Cunhado de Álvaro Dias, ele havia sido exonerado do cargo por assédio eleitoral em 15 de outubro, depois que um áudio no qual ele aparece cobrando votos de funcionários terceirizados e comissionados para Paulinho Freire (União) foi entregue ao Ministério Público do Trabalho do Rio Grande do Norte (MPT-RN). Posteriormente, em 1º de novembro, passadas as eleições, Diógenes foi renomeado para o cargo.
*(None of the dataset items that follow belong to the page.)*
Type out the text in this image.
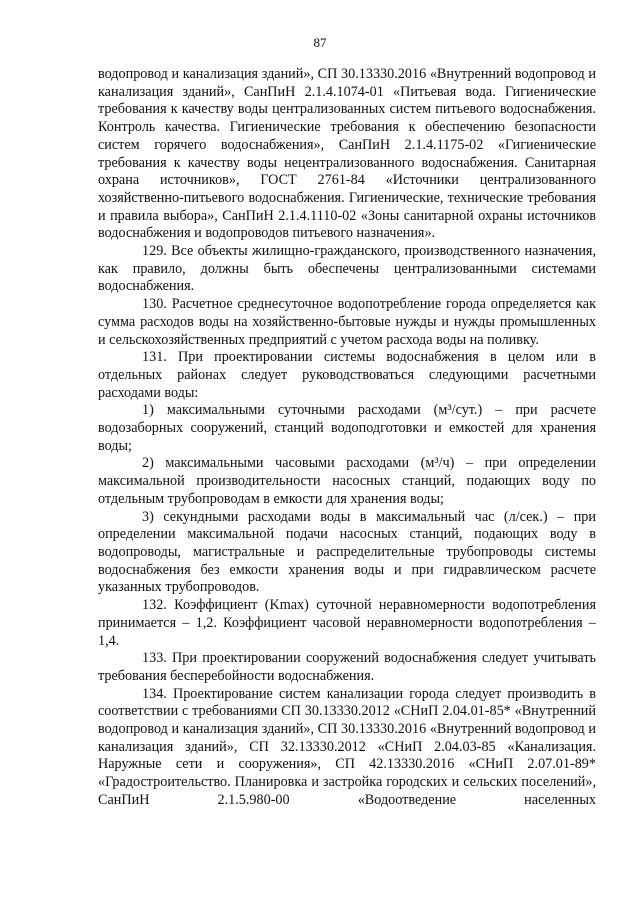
87

водопровод и канализация зданий», СП 30.13330.2016 «Внутренний водопровод и канализация зданий», СанПиН 2.1.4.1074-01 «Питьевая вода. Гигиенические требования к качеству воды централизованных систем питьевого водоснабжения. Контроль качества. Гигиенические требования к обеспечению безопасности систем горячего водоснабжения», СанПиН 2.1.4.1175-02 «Гигиенические требования к качеству воды нецентрализованного водоснабжения. Санитарная охрана источников», ГОСТ 2761-84 «Источники централизованного хозяйственно-питьевого водоснабжения. Гигиенические, технические требования и правила выбора», СанПиН 2.1.4.1110-02 «Зоны санитарной охраны источников водоснабжения и водопроводов питьевого назначения».

129. Все объекты жилищно-гражданского, производственного назначения, как правило, должны быть обеспечены централизованными системами водоснабжения.

130. Расчетное среднесуточное водопотребление города определяется как сумма расходов воды на хозяйственно-бытовые нужды и нужды промышленных и сельскохозяйственных предприятий с учетом расхода воды на поливку.

131. При проектировании системы водоснабжения в целом или в отдельных районах следует руководствоваться следующими расчетными расходами воды:

1) максимальными суточными расходами (м³/сут.) – при расчете водозаборных сооружений, станций водоподготовки и емкостей для хранения воды;

2) максимальными часовыми расходами (м³/ч) – при определении максимальной производительности насосных станций, подающих воду по отдельным трубопроводам в емкости для хранения воды;

3) секундными расходами воды в максимальный час (л/сек.) – при определении максимальной подачи насосных станций, подающих воду в водопроводы, магистральные и распределительные трубопроводы системы водоснабжения без емкости хранения воды и при гидравлическом расчете указанных трубопроводов.

132. Коэффициент (Kmax) суточной неравномерности водопотребления принимается – 1,2. Коэффициент часовой неравномерности водопотребления – 1,4.

133. При проектировании сооружений водоснабжения следует учитывать требования бесперебойности водоснабжения.

134. Проектирование систем канализации города следует производить в соответствии с требованиями СП 30.13330.2012 «СНиП 2.04.01-85* «Внутренний водопровод и канализация зданий», СП 30.13330.2016 «Внутренний водопровод и канализация зданий», СП 32.13330.2012 «СНиП 2.04.03-85 «Канализация. Наружные сети и сооружения», СП 42.13330.2016 «СНиП 2.07.01-89* «Градостроительство. Планировка и застройка городских и сельских поселений», СанПиН 2.1.5.980-00 «Водоотведение населенных
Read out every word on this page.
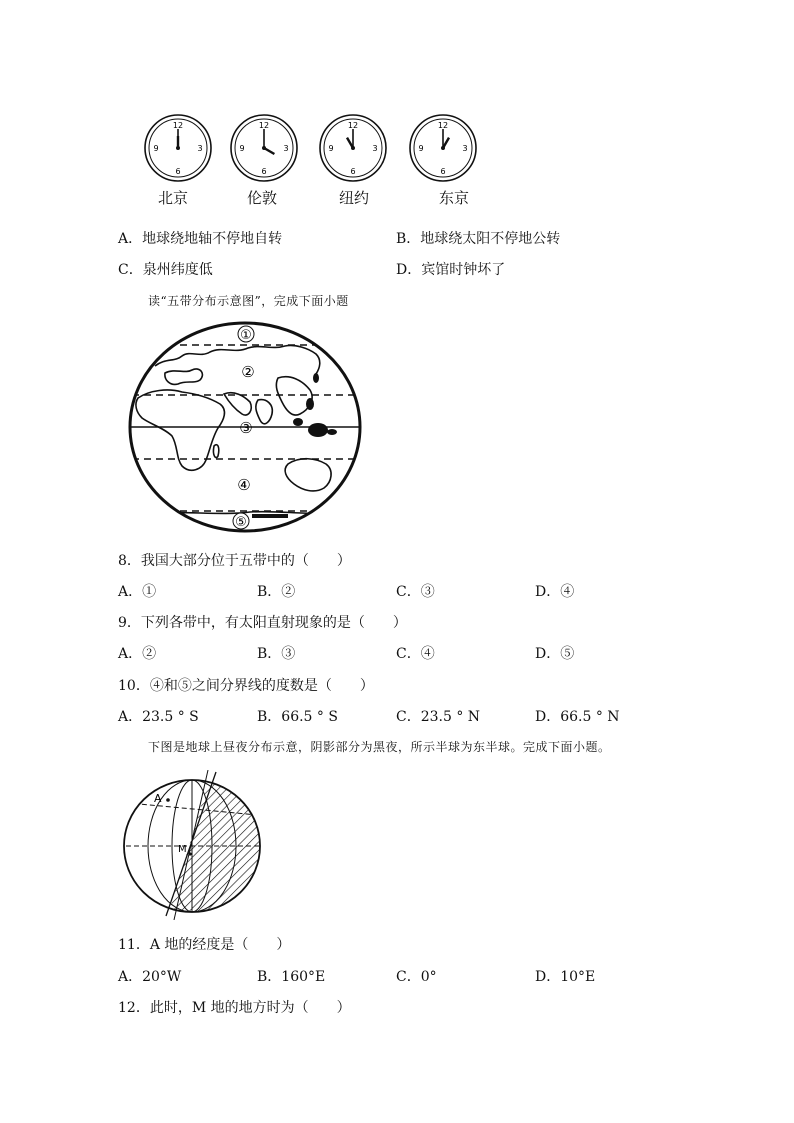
12
3
6
9
12
3
6
9
12
3
6
9
12
3
6
9
北京	伦敦	纽约	东京
A．地球绕地轴不停地自转	B．地球绕太阳不停地公转
C．泉州纬度低	D．宾馆时钟坏了
读“五带分布示意图”，完成下面小题
①
②
③
④
⑤
8．我国大部分位于五带中的（　　）
A．①	B．②	C．③	D．④
9．下列各带中，有太阳直射现象的是（　　）
A．②	B．③	C．④	D．⑤
10．④和⑤之间分界线的度数是（　　）
A．23.5 ° S	B．66.5 ° S	C．23.5 ° N	D．66.5 ° N
下图是地球上昼夜分布示意，阴影部分为黑夜，所示半球为东半球。完成下面小题。
A
M
11．A 地的经度是（　　）
A．20°W	B．160°E	C．0°	D．10°E
12．此时，M 地的地方时为（　　）
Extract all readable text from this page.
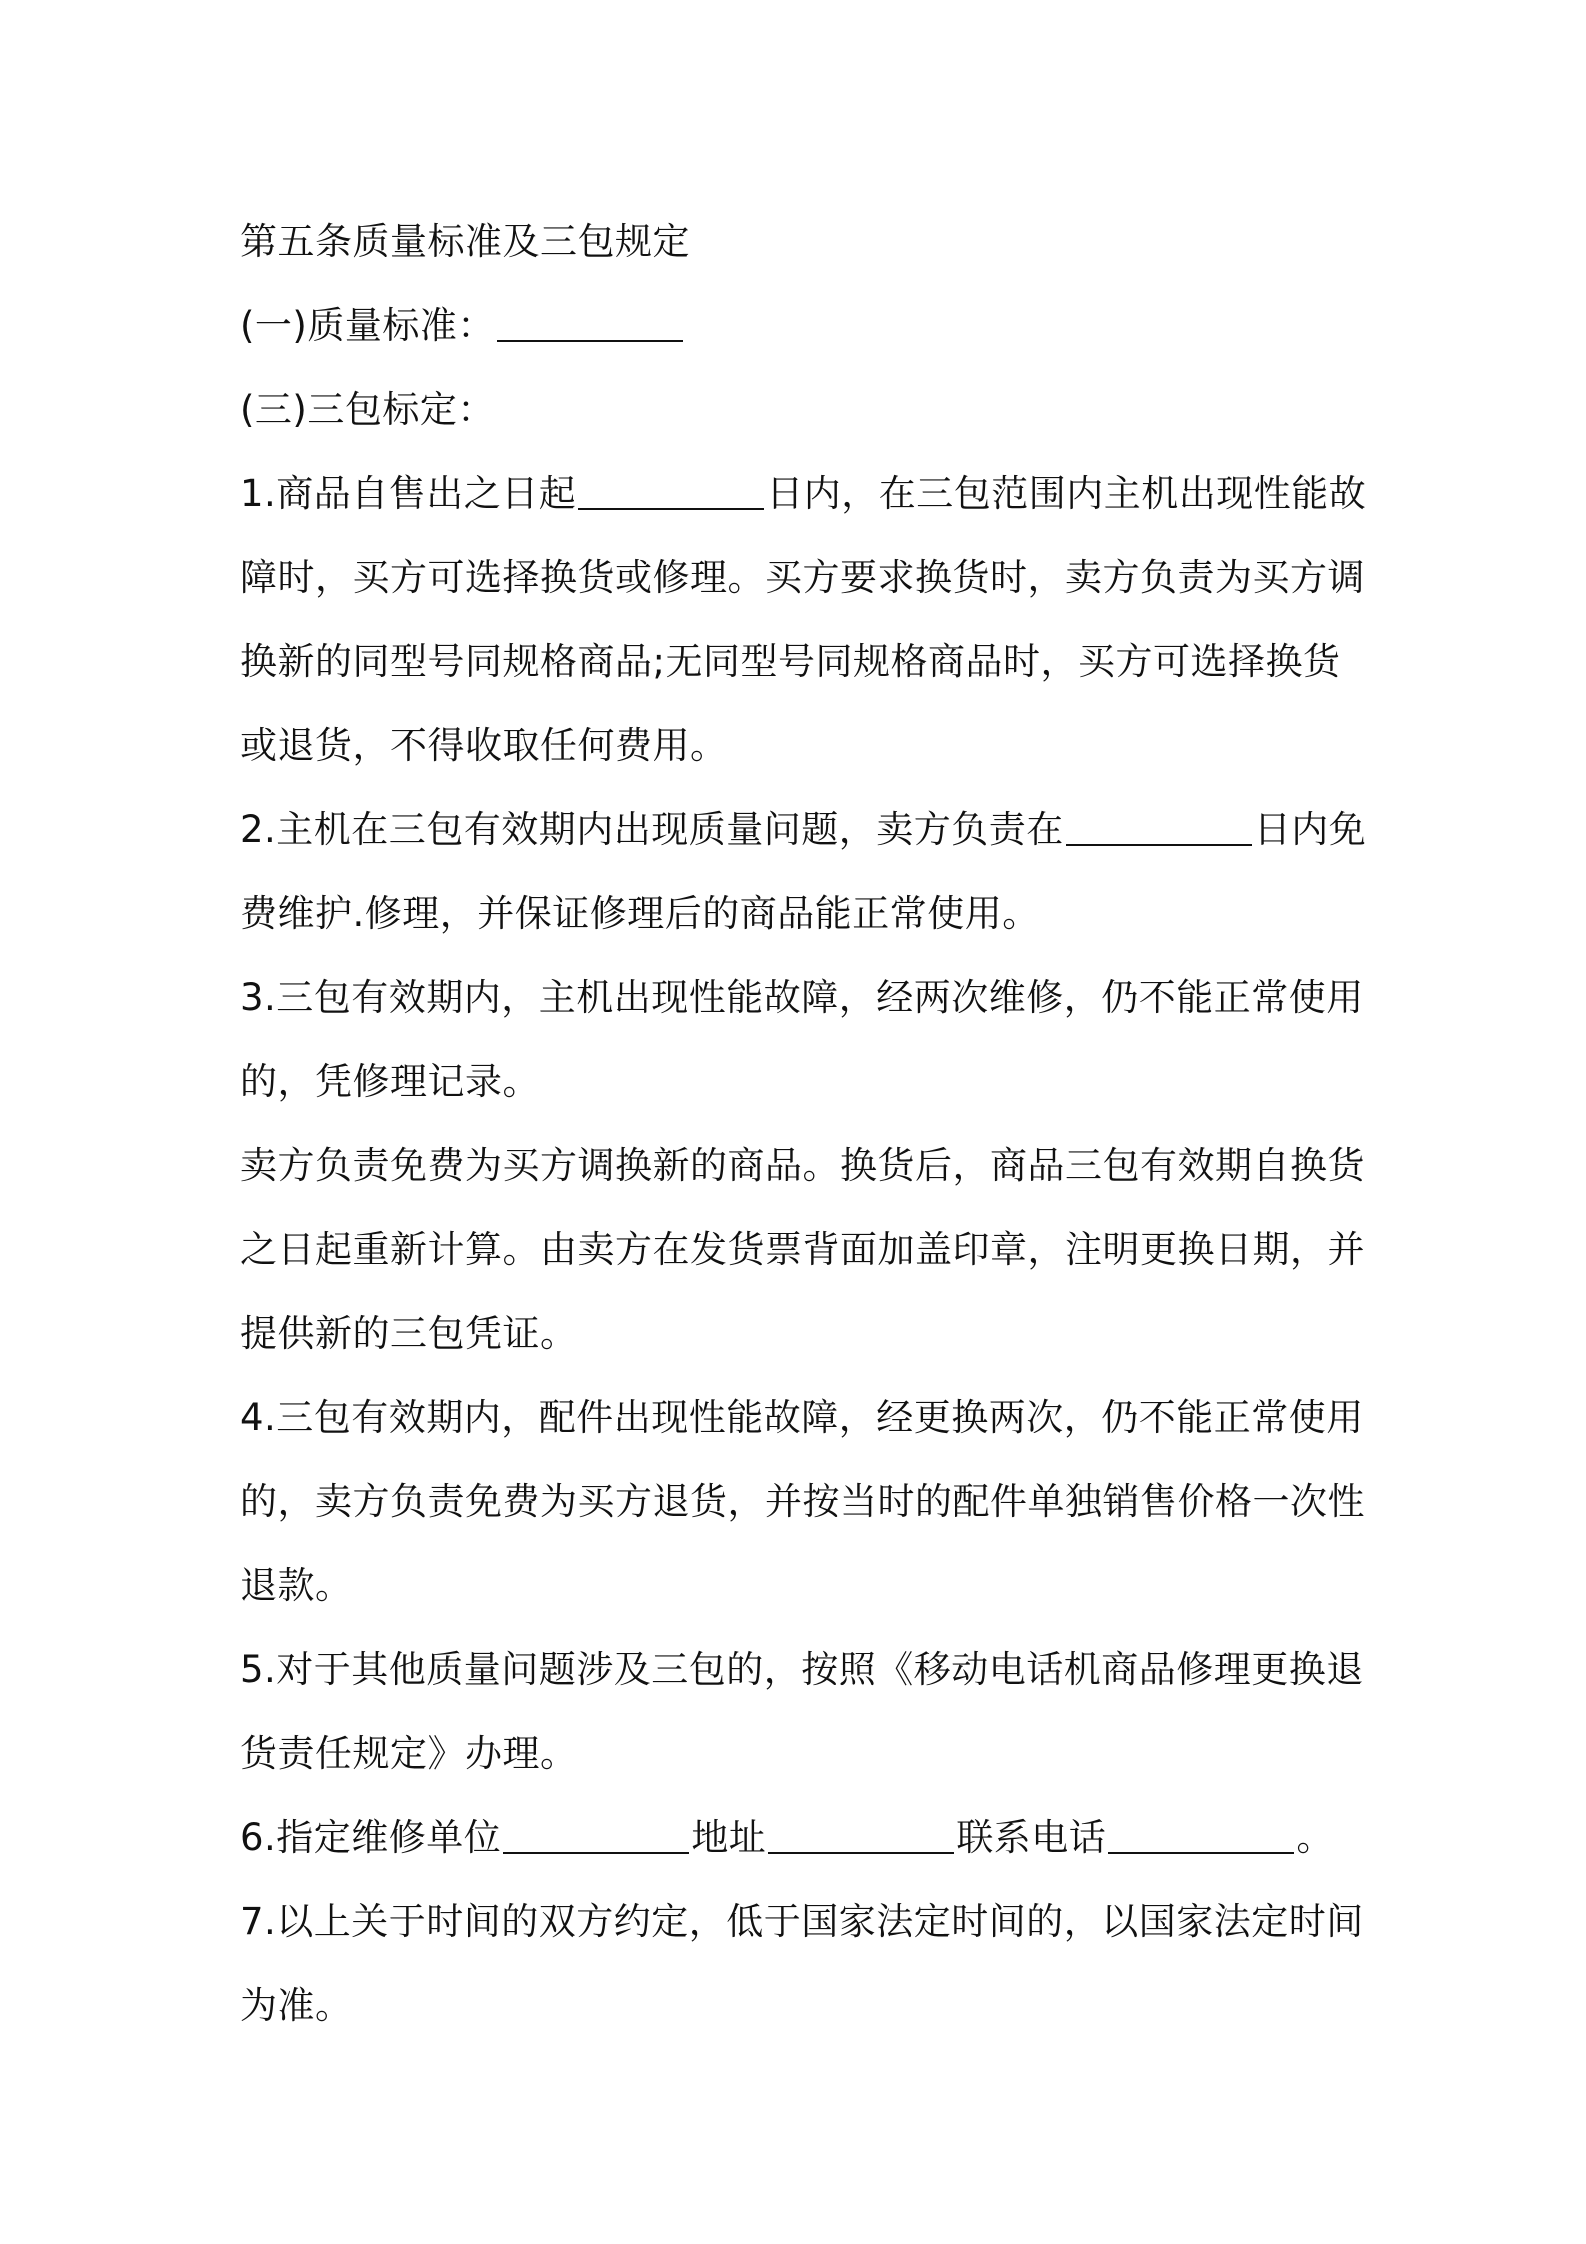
第五条质量标准及三包规定
(一)质量标准：
(三)三包标定：
1.商品自售出之日起	日内，在三包范围内主机出现性能故
障时，买方可选择换货或修理。买方要求换货时，卖方负责为买方调
换新的同型号同规格商品;无同型号同规格商品时，买方可选择换货
或退货，不得收取任何费用。
2.主机在三包有效期内出现质量问题，卖方负责在	日内免
费维护.修理，并保证修理后的商品能正常使用。
3.三包有效期内，主机出现性能故障，经两次维修，仍不能正常使用
的，凭修理记录。
卖方负责免费为买方调换新的商品。换货后，商品三包有效期自换货
之日起重新计算。由卖方在发货票背面加盖印章，注明更换日期，并
提供新的三包凭证。
4.三包有效期内，配件出现性能故障，经更换两次，仍不能正常使用
的，卖方负责免费为买方退货，并按当时的配件单独销售价格一次性
退款。
5.对于其他质量问题涉及三包的，按照《移动电话机商品修理更换退
货责任规定》办理。
6.指定维修单位	地址	联系电话	。
7.以上关于时间的双方约定，低于国家法定时间的，以国家法定时间
为准。
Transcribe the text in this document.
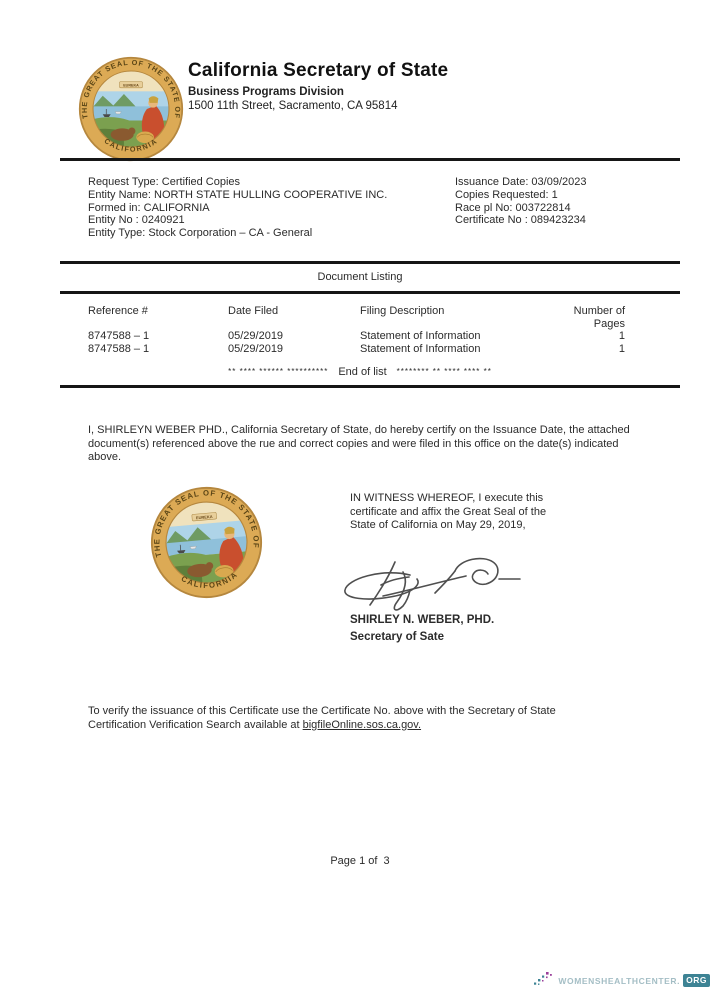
California Secretary of State
Business Programs Division
1500 11th Street, Sacramento, CA 95814
Request Type: Certified Copies
Entity Name: NORTH STATE HULLING COOPERATIVE INC.
Formed in: CALIFORNIA
Entity No : 0240921
Entity Type: Stock Corporation – CA - General
Issuance Date: 03/09/2023
Copies Requested: 1
Race pl No: 003722814
Certificate No : 089423234
Document Listing
Reference #	Date Filed	Filing Description	Number of Pages
8747588 – 1	05/29/2019	Statement of Information	1
8747588 – 1	05/29/2019	Statement of Information	1
** **** ****** ********** End of list ******** ** **** **** **
I, SHIRLEYN WEBER PHD., California Secretary of State, do hereby certify on the Issuance Date, the attached document(s) referenced above the rue and correct copies and were filed in this office on the date(s) indicated above.
IN WITNESS WHEREOF, I execute this
certificate and affix the Great Seal of the
State of California on May 29, 2019,
SHIRLEY N. WEBER, PHD.
Secretary of Sate
To verify the issuance of this Certificate use the Certificate No. above with the Secretary of State Certification Verification Search available at bigfileOnline.sos.ca.gov.
Page 1 of  3
WOMENSHEALTHCENTER. ORG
No áudio que motivou a exoneração em outubro, durante o segundo turno da disputa pela Prefeitura, o diretor da Arsban cobrava votos para Paulinho Freire, mas negava que a prática fosse assédio eleitoral:
“O período eleitoral começou, todos vocês são competentes para estar onde está. Eu sei que aqui tem pessoas que foram nomeadas e estão aqui desde o tempo de Carlos Eduardo, isso para mim não é um problema, é do tempo de outros diretores, mas o fato é que a minha permanência, a de vocês e de todos aqueles que são terceirizados e comissionados da Prefeitura vai depender da gestão, desse pedaço que tem, que esse gestor está, e quem ele vai apoiar, certo? Isso daqui não é assédio moral, não é assédio político. A gente tem que ter ciência do que está fazendo porque se alguém tiver posicionamento diferente, me avise. Vai ter que colocar o cargo à disposição porque senão vai sobrar pra mim. Se eu não consigo liderar, se eu não consigo coordenar quem trabalha comigo, então eu não tô lá para desempenhar essa função, tá certo?“, discursava Victor Diógenes.
O áudio foi registrado durante uma reunião dentro da Arsban, durante o horário de expediente, no dia 9 de agosto. Na denúncia, o MP aponta que o então diretor da ARSBAN valeu-se da sede da entidade para fins de realizar reuniões com os empregados terceirizados e os servidores comissionados, ameaçando o emprego desses, caso não favorecessem politicamente o candidato Paulinho Freire.
“Reiteradamente, o Sr. Victor Diógenes repete que se esses servidores/terceirizados quisessem apoiar outros candidatos que então entregassem os cargos. Nos termos das provas colhidas, para tais reuniões só eram chamados os cargos em comissão e os empregados terceirizados, pessoas com vínculo jurídico precário, passíveis, pois, de serem coagidas ante a ameaça de possível perda do sustento. Surge, com essas atitudes, o abuso do poder político o qual ocorre nas situações em que o detentor do poder se vale de sua posição para agir de modo a influenciar o eleitor, sendo um ato de autoridade exercido em detrimento do voto, com cerceamento dos direitos dos eleitores (servidores/ terceirizados) em sua fundamental liberdade política”, aponta trecho da denúncia.